Well, I've decided to drag this thing back out. I should have been writing some over the last month or so that I've been roaming around, but I never thought about it.

Right now I'm in Lott's Creek, KY. The nearest place that is on a map is Bulan, KY. We are about 20 minutes from Hazard. I'm working for Appalachia Service Project (www.asphome.org) helping out in Knott, Perry, and Letcher counties.

I think the most surprising thing is that people in these areas are living much like the people I was hanging out with in Venezuela...except that this is America and we have sufficient resources, infrastructure etc that it's a disgrace that people are living like this.

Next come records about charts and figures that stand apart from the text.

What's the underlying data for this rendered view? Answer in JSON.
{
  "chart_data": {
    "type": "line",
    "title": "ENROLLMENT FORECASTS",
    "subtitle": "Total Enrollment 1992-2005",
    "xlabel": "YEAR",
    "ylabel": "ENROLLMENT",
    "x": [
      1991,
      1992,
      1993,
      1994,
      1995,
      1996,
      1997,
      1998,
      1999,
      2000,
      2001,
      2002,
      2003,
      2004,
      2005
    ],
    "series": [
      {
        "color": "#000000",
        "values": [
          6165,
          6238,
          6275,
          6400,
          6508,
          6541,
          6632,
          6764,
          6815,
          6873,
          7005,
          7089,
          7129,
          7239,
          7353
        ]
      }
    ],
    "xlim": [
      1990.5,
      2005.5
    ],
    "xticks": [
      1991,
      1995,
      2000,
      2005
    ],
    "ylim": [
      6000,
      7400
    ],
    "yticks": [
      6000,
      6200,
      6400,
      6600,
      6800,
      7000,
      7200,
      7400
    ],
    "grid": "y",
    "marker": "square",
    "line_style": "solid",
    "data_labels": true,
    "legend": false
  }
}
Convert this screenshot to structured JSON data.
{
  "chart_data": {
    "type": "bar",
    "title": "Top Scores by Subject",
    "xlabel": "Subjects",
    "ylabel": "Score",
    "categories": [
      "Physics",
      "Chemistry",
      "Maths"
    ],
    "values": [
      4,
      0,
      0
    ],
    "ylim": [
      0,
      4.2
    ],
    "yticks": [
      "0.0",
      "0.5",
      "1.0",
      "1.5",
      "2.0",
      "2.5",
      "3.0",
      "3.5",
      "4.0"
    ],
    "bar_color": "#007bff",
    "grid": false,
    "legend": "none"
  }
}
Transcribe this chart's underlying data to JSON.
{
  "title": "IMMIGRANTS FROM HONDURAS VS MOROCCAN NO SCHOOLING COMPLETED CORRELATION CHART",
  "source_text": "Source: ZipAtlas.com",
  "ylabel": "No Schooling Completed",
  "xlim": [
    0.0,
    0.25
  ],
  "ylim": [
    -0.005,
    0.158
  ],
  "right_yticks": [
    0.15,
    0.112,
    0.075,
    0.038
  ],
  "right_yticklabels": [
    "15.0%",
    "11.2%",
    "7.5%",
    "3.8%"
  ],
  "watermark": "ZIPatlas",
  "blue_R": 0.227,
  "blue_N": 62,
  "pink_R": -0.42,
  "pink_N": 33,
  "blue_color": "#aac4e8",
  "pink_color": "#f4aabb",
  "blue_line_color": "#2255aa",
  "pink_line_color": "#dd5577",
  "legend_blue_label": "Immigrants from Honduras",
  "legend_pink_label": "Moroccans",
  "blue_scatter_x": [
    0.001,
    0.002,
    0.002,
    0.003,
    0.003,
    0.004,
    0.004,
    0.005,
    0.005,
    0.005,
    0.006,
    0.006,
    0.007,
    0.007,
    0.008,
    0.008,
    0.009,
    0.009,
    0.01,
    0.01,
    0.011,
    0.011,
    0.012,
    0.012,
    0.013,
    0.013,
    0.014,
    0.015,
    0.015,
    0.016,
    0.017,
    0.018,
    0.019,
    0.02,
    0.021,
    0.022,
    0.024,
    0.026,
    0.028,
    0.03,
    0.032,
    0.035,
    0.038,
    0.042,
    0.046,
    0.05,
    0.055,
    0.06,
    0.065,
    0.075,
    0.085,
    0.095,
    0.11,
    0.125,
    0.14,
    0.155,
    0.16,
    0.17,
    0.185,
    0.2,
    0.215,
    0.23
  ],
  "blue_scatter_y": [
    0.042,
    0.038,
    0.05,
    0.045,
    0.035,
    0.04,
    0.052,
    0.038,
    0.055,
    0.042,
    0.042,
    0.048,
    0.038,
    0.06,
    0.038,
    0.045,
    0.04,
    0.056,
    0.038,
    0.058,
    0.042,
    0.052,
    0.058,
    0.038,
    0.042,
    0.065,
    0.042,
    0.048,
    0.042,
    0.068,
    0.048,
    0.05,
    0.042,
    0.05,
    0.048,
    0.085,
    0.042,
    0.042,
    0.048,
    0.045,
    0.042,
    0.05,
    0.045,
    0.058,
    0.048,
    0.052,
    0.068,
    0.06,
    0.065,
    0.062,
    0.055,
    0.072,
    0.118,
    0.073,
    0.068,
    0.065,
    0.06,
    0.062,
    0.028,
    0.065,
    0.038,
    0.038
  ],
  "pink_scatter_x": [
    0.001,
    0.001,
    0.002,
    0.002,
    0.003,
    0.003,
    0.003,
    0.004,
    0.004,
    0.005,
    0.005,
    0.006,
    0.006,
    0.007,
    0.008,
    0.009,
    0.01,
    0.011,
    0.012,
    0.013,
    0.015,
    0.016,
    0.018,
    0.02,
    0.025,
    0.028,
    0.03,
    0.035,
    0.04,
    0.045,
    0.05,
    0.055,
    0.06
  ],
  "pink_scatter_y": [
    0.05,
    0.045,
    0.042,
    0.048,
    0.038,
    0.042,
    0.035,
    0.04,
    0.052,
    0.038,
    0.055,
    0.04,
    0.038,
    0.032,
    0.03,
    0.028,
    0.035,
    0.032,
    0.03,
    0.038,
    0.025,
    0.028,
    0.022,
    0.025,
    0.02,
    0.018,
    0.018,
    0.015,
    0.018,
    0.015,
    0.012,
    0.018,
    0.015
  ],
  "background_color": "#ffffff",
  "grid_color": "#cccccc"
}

However, with most organizations like I have felt like we weren't doing anything that important, but here I'm seeing a family about to get their first indoor bathroom and another get a room addition to their trailer that will allow them to adopt some related children currently in state custody. Good stuff.

Coal rules this part of the state. I've heard statements like that before, and thought it was an exageration. I also couldn't believe when people would say that mountain top removal mining would flatten the central Applachians. As I've driven around, it seems like maybe every third mountain has been reduced to a big field, and as I understand it there are more contracts out for these huge surface mines than there are mines currently operating. While the process of flattening a mountain is awe-inspiring in it's scale and methods, this area is on its way to looking like Kansas. And making it even more absurd, mountain top removal mining is illegal in Kentucky. Hmmm. How does that work? Our society/government have some serious problems.

Coal trucks rule the roads. If a road is used by the coal companies, the state stops maintaining it forcing the coal companies to shoulder the burden, and the trucks drive on it as if they own it. They are frequent and you learn to get out of the way quickly. This is also the dustiest place I've ever lived (surpassing even the Eastern WA desert), but with a large percentage of the ground being moved around, ground up and dumped into valleys, it shouldn't be too surprising.

The people here have mostly been extremely nice and welcoming. Maybe it's not that Latin American (or whatever other) culture is just nicer, it could very well be that poor people are, as a general rule, nicer than people with more money.